Just before 6 p.m. Monday, the Johnson County Elections Office learned the county was selected as one of nine counties to participate in recount efforts for the Kansas Constitutional Amendment on abortion. 

The nine counties that will be recounted include Lyon, Sedgwick, Shawnee, Thomas, Johnson, Douglas, Jefferson, Harvey and Crawford.

In Johnson County, election workers are currently sorting through 256,869 ballots that were cast during the primary election. The ballots will be divided by precincts. From there, bipartisan teams of two will work together to count the votes by hand.

The Kansas Secretary of State’s Office set a deadline requiring counties to complete the recount by 5 p.m., on Saturday, Aug. 20. 

The election office has selected 50 election workers and roughly 100 county employees pulled from other county departments, working to meet the recount deadline. Recount efforts kicked off Tuesday and will continue from 9 a.m. to 7 p.m. Aug. 17-18, and from 9 a.m. to 3 p.m. Aug. 19.

“As you observed it was physically exhausting sorting through and trying to cull out those ballots in the proper precinct order. Today most workers are seated at tables actually physically counting the ballots,”  Johnson County Election Commissioner Fred Sherman said.
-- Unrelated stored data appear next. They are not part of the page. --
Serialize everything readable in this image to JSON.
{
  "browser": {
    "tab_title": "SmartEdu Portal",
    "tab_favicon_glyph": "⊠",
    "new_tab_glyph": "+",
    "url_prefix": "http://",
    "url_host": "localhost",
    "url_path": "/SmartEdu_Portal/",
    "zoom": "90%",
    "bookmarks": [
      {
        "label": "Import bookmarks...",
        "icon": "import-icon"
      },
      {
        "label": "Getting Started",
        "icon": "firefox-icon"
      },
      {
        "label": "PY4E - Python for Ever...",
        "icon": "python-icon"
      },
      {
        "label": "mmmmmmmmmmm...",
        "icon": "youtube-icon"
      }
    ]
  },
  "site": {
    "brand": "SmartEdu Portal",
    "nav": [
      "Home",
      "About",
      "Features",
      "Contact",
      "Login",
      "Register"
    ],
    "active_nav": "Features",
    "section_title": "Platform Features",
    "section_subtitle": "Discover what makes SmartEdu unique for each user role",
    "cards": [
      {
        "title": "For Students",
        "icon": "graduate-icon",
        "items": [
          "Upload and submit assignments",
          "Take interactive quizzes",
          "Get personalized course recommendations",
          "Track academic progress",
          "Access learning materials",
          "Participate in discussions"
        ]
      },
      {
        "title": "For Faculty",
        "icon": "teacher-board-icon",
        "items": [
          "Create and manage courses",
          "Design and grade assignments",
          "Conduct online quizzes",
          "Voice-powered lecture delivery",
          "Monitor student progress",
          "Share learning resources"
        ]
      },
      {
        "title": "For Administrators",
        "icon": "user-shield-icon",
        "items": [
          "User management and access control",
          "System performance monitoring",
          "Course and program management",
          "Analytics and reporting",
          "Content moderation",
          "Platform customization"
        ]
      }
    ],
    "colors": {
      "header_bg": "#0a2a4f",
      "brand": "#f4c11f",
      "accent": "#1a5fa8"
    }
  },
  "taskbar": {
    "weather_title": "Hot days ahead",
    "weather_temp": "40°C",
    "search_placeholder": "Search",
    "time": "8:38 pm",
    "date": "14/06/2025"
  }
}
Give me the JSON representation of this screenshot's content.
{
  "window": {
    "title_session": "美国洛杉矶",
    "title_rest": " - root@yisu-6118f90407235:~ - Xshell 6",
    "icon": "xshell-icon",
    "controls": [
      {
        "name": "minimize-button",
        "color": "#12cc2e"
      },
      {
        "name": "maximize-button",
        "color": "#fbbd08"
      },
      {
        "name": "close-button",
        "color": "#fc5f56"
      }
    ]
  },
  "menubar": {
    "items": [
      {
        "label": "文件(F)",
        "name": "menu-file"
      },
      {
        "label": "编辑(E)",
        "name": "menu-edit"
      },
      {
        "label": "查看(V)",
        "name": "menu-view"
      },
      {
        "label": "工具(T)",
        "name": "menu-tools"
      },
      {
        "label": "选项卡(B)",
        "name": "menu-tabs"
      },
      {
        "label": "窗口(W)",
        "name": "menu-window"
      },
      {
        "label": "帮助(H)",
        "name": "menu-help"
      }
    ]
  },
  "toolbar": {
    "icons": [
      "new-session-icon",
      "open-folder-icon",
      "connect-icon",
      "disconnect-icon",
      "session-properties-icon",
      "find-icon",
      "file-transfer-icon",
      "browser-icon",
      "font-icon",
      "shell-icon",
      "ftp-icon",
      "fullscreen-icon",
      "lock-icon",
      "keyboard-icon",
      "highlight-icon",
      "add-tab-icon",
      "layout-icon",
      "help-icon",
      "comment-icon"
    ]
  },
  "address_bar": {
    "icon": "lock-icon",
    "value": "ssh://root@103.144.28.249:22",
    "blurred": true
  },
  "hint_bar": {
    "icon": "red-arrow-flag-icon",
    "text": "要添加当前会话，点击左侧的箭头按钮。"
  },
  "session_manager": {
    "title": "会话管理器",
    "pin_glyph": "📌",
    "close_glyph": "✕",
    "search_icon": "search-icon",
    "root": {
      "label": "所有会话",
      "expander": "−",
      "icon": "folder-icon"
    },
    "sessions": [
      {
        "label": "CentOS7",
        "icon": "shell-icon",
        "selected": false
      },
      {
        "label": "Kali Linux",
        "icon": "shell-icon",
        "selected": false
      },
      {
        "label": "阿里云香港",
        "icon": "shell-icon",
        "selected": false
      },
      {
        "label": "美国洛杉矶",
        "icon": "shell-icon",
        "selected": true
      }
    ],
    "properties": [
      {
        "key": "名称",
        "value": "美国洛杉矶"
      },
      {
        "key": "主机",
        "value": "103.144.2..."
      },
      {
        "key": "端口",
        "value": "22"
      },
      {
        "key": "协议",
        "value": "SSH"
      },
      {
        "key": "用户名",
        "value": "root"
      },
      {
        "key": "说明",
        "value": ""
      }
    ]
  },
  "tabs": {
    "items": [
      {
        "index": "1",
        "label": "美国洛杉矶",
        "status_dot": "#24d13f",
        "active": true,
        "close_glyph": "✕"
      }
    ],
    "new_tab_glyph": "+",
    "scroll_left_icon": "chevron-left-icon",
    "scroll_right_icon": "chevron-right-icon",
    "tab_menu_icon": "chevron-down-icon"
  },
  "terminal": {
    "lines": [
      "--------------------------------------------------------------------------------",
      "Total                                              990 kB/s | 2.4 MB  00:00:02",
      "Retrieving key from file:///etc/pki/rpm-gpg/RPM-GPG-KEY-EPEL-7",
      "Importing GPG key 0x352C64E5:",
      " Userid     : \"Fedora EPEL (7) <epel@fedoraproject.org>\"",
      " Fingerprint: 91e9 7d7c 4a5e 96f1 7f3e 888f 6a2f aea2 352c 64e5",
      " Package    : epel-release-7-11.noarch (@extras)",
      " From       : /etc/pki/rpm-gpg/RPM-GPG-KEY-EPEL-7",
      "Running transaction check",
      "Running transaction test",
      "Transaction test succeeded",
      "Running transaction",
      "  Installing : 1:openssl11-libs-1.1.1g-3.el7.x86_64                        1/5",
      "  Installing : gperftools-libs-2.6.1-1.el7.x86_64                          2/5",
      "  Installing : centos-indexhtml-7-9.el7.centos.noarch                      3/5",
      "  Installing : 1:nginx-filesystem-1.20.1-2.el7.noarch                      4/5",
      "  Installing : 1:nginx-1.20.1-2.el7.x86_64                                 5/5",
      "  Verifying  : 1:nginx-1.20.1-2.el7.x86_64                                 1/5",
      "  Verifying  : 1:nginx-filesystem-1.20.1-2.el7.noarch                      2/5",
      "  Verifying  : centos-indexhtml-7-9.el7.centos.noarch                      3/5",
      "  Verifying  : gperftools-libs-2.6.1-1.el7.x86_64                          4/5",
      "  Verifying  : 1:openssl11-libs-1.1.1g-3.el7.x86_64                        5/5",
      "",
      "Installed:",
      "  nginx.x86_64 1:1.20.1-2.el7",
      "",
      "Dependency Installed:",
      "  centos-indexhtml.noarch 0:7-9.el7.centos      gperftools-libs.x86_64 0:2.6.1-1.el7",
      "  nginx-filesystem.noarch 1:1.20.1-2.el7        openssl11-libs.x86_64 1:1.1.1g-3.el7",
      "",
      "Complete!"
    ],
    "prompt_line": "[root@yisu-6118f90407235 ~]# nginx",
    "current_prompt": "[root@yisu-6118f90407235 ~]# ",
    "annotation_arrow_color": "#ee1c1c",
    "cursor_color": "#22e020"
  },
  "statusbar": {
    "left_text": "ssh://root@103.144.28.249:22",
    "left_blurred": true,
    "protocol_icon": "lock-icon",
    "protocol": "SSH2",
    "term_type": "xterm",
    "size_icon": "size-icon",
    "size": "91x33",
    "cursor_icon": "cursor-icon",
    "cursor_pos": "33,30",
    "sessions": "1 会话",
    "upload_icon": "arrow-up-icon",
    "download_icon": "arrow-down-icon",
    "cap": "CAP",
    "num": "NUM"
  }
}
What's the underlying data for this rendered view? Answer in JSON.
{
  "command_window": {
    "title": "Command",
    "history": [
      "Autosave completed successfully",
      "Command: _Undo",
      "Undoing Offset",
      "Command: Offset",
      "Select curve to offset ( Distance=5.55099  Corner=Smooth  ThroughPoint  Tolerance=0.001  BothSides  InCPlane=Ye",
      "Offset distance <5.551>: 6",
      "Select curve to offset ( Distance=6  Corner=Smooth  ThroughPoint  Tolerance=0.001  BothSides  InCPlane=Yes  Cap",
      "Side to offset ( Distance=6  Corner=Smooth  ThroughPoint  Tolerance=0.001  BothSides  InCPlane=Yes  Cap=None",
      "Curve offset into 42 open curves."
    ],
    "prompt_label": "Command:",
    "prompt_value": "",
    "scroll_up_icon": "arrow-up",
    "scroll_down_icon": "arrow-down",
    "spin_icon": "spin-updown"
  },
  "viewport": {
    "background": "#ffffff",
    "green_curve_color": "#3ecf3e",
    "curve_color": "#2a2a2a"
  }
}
Each reassigned county employee will now receive a $100 daily stipend for their work in the recount effort. 

“It’s asking a lot of someone to show up at nine in the morning and plan to work until seven at night, on your feet all day. It’s a task that they’ve undertaken that they didn’t really know exactly what they were getting into,” Assistant County Manager Joe Waters said. “We think it’s appropriate to pay this additional $100 stipend.” 

The additional stipend is estimated to cost the county roughly $45,000 and will be paid for out of the Johnson County Election Office budget. The total recount effort is estimated to cost Johnson County approximately $75,000. 

Commissioner Becky Fast raised concerns that Kansas Republican Assembly President Mark Gietzen used credit cards as financial collateral in the recount efforts. She questioned if the Kansas Secretary of State would reimburse all the funds the county spent.

“I feel like there should have been more than $120,000 bonded. These are on credit cards. There is [a] dispute whether a credit card is a bond and whether any of the nine counties are going to get reimbursed,” Fast said.

The Secretary of State will split the $120,000 bond put up for the recount across the nine counties involved. That math is concerning to some commissioners, including Fast.

Peg Trent, chief legal counsel for the county, said there is no guarantee the county will be reimbursed. That would mean Johnson County taxpayers would have to cover the bill for at least part of the massive effort.

“And if we don’t get reimbursed I think that public transparency needs to know we’re not getting reimbursed and we weren’t held harmless, and Johnson County tax payers are having to float this,” Fast said.

Trent said the county will submit all costs for reimbursement to the Secretary of State, including costs for overtime and the cost of displacing county workers to cover the recount efforts. 

“We will be tracking that overtime through human resources in order to submit as reimbursable costs. Within a department, because maybe workers had to work overtime to cover those workers who were displaced, we will be submitting that as well as overtime,” Trent said. 

Waters estimates the recount will be completed by 4 p.m. Friday, but the final timeline is still unclear. 

The ballot question on abortion overwhelmingly failed in Johnson County: 69% no, 31% yes.

Under state law, the only way the challengers would get their money back would be if the result of the election changed, a situation unlikely with a margin that wide.